Duh. Yes. The anger only rears its head when we talk about our R, which is not often at all. He doesn't bring it up and I will NOT again (it was a foolish mistake in both cases).

Apparently yes, I do not have the plague! It was sweet and a reminder of the H I used to know rather than the Monster that has taken over. I keep reminding myself that I am the lighthouse and that I am doing all of this for ME. If he comes around, it will take some serious time and effort on his part and I know I cannot push him. This whole thing has been a huge blow to my ego and pride, in part because (like so many of us here), I thought I had the 'perfect' marriage. I feel like such a fool for believing it.

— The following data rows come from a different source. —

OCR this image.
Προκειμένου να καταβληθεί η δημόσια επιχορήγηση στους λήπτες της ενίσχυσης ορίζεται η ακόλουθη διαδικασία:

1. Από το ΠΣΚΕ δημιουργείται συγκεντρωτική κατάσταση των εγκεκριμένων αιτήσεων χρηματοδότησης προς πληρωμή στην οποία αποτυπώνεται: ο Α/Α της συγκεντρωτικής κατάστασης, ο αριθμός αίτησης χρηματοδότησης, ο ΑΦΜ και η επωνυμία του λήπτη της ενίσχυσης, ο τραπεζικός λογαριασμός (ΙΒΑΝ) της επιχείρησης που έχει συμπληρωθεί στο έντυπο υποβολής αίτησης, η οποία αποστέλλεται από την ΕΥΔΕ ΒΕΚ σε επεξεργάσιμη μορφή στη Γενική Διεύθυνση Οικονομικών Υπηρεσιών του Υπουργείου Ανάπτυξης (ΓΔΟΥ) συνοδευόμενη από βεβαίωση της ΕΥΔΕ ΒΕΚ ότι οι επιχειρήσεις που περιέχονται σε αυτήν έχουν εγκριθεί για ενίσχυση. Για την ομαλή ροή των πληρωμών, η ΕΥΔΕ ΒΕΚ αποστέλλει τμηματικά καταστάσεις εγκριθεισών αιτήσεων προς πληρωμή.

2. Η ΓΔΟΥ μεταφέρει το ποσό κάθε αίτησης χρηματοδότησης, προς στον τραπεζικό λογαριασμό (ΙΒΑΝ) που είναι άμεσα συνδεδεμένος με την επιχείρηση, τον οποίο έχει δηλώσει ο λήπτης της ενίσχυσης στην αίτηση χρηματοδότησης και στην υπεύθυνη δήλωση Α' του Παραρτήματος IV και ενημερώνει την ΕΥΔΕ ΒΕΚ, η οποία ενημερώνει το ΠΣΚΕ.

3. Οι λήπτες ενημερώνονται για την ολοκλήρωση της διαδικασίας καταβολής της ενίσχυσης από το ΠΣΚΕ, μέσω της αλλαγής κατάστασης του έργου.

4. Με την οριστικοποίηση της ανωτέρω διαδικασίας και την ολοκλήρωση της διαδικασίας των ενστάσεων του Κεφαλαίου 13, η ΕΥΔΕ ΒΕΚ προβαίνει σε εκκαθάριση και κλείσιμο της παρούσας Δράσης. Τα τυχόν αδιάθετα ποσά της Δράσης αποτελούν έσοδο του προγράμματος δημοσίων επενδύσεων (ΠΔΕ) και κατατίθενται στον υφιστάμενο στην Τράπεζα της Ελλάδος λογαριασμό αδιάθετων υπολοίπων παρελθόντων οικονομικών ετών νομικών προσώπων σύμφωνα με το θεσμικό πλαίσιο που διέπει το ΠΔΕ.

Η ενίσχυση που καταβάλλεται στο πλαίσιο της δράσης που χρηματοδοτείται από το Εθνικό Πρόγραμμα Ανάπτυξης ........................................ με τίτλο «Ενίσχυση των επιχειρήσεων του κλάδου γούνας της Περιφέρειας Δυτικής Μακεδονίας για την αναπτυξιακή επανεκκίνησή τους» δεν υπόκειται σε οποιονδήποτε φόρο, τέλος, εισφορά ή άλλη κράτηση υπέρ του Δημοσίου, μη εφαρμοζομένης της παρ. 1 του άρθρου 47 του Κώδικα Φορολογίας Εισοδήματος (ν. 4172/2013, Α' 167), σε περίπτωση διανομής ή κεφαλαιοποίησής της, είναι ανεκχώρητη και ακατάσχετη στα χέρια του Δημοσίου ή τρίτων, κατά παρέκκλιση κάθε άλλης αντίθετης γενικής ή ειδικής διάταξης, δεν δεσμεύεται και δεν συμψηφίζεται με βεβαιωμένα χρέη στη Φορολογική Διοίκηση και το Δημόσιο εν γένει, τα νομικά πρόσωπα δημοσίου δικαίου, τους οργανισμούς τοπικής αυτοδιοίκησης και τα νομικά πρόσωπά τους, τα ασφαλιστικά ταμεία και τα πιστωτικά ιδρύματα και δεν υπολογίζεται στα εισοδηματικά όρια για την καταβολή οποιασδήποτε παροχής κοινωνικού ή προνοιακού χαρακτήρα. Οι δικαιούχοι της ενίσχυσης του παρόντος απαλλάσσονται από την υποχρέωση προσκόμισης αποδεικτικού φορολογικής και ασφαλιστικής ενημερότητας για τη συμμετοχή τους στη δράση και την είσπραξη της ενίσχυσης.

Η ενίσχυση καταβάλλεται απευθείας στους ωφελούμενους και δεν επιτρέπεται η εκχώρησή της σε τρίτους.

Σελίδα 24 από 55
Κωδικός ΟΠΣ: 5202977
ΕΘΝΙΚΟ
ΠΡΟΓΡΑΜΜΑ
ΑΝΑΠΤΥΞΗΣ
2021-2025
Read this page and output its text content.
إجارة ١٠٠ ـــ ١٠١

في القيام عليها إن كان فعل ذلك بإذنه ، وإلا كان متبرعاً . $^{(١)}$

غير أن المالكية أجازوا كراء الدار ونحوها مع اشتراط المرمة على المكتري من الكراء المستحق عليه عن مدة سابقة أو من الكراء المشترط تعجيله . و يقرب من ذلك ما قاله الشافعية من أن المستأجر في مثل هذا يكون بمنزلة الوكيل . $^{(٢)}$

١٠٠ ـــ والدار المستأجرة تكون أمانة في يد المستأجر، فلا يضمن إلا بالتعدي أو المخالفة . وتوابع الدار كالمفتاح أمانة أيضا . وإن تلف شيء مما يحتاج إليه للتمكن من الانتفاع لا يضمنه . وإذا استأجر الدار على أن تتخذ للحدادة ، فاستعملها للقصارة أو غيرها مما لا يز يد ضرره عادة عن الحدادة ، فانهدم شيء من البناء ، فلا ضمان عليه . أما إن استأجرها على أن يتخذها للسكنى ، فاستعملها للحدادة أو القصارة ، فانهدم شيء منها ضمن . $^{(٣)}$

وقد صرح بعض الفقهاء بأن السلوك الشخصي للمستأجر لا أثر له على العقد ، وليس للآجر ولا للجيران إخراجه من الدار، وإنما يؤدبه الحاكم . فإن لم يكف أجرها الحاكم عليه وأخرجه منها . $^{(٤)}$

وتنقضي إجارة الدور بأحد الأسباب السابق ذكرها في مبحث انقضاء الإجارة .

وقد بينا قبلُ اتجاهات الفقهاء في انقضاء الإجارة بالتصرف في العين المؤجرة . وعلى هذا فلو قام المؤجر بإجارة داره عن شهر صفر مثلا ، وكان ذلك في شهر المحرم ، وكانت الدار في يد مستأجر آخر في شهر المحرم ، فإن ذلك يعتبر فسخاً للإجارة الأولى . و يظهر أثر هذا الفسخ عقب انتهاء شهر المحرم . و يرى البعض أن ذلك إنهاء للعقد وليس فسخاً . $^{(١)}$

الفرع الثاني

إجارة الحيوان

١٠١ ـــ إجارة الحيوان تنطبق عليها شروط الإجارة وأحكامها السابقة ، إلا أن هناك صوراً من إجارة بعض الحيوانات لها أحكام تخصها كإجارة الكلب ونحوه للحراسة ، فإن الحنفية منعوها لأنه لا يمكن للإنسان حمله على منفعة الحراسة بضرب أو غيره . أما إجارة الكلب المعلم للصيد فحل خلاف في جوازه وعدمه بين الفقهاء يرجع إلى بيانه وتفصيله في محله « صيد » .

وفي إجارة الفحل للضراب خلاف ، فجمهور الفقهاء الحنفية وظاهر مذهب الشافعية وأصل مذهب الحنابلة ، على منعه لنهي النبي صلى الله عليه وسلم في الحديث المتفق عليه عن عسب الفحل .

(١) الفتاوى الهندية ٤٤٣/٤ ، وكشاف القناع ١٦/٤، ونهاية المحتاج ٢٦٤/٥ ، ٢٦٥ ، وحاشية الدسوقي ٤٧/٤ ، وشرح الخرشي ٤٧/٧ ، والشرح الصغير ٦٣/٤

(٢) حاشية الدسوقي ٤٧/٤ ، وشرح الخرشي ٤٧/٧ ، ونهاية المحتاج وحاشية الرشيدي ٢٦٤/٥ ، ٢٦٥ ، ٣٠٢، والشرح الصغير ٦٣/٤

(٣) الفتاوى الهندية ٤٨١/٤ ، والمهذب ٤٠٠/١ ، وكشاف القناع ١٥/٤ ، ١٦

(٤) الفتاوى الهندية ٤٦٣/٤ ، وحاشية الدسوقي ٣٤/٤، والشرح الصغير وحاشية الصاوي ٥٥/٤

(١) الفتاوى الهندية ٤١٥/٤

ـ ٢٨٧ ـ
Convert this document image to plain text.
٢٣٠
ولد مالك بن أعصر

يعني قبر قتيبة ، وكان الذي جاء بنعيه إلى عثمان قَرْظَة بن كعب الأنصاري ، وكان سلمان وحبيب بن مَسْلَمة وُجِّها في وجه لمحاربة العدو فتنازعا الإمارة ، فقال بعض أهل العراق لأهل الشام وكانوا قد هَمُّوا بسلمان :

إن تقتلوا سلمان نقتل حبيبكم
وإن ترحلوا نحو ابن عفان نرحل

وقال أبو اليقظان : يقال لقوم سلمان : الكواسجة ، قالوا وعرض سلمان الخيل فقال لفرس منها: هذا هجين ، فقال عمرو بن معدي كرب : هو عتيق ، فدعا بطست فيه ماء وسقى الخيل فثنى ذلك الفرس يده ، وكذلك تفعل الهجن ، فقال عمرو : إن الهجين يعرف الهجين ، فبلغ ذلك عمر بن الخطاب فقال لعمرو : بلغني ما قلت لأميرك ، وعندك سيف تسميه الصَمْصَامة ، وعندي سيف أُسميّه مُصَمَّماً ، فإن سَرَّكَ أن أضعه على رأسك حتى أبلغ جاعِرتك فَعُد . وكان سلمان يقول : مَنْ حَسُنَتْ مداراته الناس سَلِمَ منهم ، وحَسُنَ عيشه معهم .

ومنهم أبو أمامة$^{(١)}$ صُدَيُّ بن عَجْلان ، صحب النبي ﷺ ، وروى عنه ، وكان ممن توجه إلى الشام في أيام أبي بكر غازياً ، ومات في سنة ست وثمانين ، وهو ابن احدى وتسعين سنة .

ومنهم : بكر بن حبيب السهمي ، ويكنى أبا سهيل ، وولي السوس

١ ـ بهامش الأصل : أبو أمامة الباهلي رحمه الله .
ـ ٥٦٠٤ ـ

And regarding the ego, it's somehow worse when your friends tell you that "he's an idiot" or "he's making a huge mistake". I know it's not my fault, but you can't help but feel a little like a failure when he walks out and everyone else thinks he's making the largest mistake of his life. If I can play the role of Narcissus for a moment, I am a catch. I'm smart, pretty, funny, I have a good education, a fantastic well-paying job and two beautiful kids. And it really hurts that he thinks that there's something wrong with me and feels the need to walk away. My head knows that it's him but my heart is still shattered into a million pieces.

Have I mentioned that I am ready for 2012 to be over? Good riddance to the worst year of my life!


You're braver than you believe, stronger than you seem, and smarter than you think.
-Christopher Robin to Pooh

Romans 12:12 Rejoice in your hope, be patient in suffering, persevere in prayer.